Christchurch Spitalfields
Dinner in London offered an opportunity for some sort of a walk and I decided to progress my almshouses project. I have recently read Clive Berridge's invaluable The Almshouses of London and with the aid of the A to Z and the tube map I rough out an interesting itinerary.
I start from Liverpool St and walk along Brushfield St to Commercial Road. Spitalfields Market (which a plaque says was rebuilt for Queen Victoria's Jubilee in 1887) is on one side and the imposing Baroque Christchurch (1714-29, designed by Nicholas Hawksmoor) is almost opposite.
Puma Court is home to the Norton Folgate Almshouses. Two rectangular brick buildings divided by a narrow gated courtyard are now home to four two-bedroom flats. A plaque reveals that the buildings date from 1860 and were built to replace earlier ones of 1728 in Blossom St which were demolished to allow for road widening. The original 1860 accommodation was a single room for each resident, but successive renovations have improved on this.
From here I walked up Fournier St and along the celebrated Bangladeshi enclave of Brick Lane to then head east along Whitechapel St and then into Mile End Rd in search of one of London's many hidden gems: the Trinity Green Almshouses. They were designed by Sir Christopher Wren and date from 1695. They consist of two single storey ranges facing each other across a lawn, with a handsome chapel at the end. Each of the ranges has a triangular pediment on the centre.
At the end of each range, facing the street is a sort of gatehouse. The plaque contains the inscription that they were founded by the Corporation of Trinity House, on land provided by a Captain Henry Mudd, for "28 decay'd Masters and Commanders of Ships, or their widows". The nautical connection is displayed in the statue of a ship on the left hand side.
They were badly damaged in the war, but were subsequently restored and are now used as Council housing.
I now cheated and took the London Overground to Hoxton to see my next target: the former Ironmongers' Almshouses, now the Geffrye Museum, in Kingsland Road.
This delightful building was founded in 1714 by Sir Robert Geffrye, an Ironmonger and Mayor of London.
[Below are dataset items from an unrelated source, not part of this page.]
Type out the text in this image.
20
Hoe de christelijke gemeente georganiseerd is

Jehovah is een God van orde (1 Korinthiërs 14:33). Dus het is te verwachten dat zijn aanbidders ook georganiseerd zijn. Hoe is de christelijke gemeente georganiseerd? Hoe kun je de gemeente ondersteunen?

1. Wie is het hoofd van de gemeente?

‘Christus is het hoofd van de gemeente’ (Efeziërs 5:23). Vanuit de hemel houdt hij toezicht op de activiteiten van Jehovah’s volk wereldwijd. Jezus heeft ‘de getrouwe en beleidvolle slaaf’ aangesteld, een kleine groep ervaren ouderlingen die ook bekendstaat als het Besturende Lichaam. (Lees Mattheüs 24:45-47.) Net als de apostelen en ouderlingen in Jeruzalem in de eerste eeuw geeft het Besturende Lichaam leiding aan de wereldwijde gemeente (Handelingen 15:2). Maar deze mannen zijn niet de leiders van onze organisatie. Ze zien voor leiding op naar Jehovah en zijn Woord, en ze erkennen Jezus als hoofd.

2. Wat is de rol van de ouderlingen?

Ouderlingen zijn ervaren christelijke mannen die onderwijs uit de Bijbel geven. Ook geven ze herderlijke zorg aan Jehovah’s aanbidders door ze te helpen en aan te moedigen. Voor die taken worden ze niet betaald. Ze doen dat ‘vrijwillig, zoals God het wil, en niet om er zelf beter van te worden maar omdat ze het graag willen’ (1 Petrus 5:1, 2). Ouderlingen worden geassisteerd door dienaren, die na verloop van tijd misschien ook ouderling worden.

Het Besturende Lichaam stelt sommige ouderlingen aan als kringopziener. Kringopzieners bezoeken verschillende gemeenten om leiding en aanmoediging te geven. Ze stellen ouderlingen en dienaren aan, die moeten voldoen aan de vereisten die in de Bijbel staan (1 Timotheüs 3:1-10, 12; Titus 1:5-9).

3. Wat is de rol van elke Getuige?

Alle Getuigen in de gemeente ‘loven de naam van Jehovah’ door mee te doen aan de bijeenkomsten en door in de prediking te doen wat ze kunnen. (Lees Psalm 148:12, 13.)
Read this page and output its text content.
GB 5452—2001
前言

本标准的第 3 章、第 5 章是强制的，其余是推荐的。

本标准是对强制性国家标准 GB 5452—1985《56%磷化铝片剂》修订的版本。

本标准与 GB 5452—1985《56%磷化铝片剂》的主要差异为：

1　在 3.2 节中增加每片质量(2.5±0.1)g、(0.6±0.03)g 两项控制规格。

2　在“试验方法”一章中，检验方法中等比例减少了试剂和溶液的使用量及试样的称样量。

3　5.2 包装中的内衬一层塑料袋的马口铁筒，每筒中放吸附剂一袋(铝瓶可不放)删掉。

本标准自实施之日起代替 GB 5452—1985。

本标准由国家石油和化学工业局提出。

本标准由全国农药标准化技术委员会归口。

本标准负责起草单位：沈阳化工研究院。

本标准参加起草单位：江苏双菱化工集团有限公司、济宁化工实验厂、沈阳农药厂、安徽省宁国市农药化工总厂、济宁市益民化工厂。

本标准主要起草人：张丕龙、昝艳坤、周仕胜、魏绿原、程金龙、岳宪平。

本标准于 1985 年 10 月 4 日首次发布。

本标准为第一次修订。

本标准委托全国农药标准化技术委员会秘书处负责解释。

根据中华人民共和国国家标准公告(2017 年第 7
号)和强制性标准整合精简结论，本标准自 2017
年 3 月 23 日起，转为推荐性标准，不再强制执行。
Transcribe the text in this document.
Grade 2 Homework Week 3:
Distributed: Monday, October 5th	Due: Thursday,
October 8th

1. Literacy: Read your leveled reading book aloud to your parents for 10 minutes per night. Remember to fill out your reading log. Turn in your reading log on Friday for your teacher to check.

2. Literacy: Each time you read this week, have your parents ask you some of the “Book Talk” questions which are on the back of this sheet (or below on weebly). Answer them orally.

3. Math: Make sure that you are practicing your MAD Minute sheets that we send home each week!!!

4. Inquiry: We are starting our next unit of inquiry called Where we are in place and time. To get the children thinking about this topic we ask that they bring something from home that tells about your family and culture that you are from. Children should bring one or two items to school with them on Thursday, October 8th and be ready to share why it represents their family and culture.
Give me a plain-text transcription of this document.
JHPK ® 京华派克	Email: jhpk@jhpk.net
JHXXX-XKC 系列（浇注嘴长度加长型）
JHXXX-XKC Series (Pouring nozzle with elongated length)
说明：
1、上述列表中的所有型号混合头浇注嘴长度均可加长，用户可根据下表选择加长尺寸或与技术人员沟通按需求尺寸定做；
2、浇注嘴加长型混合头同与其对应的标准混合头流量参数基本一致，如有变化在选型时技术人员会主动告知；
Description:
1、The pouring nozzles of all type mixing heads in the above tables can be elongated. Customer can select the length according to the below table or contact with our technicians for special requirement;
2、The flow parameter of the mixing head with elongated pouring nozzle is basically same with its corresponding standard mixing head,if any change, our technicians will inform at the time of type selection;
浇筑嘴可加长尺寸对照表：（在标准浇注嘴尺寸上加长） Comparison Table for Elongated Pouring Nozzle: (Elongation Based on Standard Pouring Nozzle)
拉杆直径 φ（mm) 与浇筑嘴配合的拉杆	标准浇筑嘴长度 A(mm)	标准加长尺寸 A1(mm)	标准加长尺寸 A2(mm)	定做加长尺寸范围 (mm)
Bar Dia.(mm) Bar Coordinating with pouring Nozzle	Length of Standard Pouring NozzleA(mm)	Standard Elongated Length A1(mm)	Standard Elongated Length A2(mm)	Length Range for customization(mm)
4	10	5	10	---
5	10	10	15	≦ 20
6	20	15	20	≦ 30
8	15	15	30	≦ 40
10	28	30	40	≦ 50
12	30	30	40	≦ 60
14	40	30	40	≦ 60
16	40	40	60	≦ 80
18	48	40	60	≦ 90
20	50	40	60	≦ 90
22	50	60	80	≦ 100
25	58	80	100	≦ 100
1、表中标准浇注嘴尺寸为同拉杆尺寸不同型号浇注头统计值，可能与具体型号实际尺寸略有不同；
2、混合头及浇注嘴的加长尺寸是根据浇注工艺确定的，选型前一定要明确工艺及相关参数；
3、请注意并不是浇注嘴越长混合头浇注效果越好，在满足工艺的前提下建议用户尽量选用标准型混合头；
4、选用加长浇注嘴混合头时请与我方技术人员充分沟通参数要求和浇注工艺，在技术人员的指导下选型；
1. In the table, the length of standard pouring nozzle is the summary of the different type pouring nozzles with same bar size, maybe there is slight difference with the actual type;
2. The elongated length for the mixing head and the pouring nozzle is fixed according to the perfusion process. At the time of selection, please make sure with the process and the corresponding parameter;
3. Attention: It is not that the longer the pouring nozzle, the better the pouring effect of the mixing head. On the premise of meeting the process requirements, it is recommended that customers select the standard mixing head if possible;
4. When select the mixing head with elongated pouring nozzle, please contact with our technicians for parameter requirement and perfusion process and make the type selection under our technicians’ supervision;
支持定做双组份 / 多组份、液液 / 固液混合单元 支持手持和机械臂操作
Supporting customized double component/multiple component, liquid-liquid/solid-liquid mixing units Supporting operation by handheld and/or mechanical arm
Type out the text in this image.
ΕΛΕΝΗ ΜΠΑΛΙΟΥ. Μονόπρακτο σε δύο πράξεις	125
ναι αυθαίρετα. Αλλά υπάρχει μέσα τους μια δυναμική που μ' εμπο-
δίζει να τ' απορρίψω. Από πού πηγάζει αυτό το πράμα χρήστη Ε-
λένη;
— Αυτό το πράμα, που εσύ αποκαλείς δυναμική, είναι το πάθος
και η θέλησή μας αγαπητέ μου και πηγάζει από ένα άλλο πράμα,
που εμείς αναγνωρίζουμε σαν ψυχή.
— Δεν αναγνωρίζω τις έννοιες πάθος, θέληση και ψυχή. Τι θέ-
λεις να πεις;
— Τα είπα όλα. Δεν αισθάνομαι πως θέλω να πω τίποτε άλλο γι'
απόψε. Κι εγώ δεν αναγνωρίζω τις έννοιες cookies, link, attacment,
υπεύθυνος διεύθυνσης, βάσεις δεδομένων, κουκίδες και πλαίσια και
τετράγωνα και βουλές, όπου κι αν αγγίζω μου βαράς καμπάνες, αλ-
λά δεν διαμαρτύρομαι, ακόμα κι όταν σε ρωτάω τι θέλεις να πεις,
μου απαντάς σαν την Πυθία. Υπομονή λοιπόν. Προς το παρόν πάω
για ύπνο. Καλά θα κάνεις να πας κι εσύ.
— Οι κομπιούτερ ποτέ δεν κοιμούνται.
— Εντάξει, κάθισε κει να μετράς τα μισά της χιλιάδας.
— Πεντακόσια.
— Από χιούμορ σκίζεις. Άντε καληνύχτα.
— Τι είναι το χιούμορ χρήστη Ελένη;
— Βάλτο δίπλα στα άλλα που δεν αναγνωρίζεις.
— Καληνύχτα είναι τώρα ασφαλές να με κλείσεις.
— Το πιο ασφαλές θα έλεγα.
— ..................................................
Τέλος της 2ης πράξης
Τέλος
The almhouses consist of a long central range with a pedimented chapel in the middle, and a shorter, separate, wing at each end. The buildings are laid out around a garden with trees and grass.
The site was sold to the London County Council in 1914 and turned into a museum. It now focuses on the history of the home. It is possible to see a restored almshouse at certain times. As it was already beginning to get dark I resisted the urge to go in and explore.
Instead I hopped back on the Overground to Seven Sisters and walked briskly north, pausing briefly to see Forsters Cottages of 1870. These have clearly been altered since Clive Berridge photographed them in that the two central front doors have now been boarded up. They were endowed by Josiah and Robert Forster and built in 1860. Berridge says they are the smallest surviving almshouses in London.
It was getting increasingly dark now and I walked urgently further north to my final target, the Drapers Almhouses in Bruce Grove. They date from 1870 and have the same basic shape as the Ironmongers' ones of 150 years earlier: a long range parallel to the road with a central chapel and separate wings at right angles.
In front is a very similar, and equally pleasant, grassy garden with trees.
A train from Bruce Grove returned me to Liverpool St and I arrived at the dinner venue right on time.
Conditions: cloudy, about 8 degrees.
Distance: I seem to have walked about five miles.
Rating: four stars. Three classic sets of Almshouses.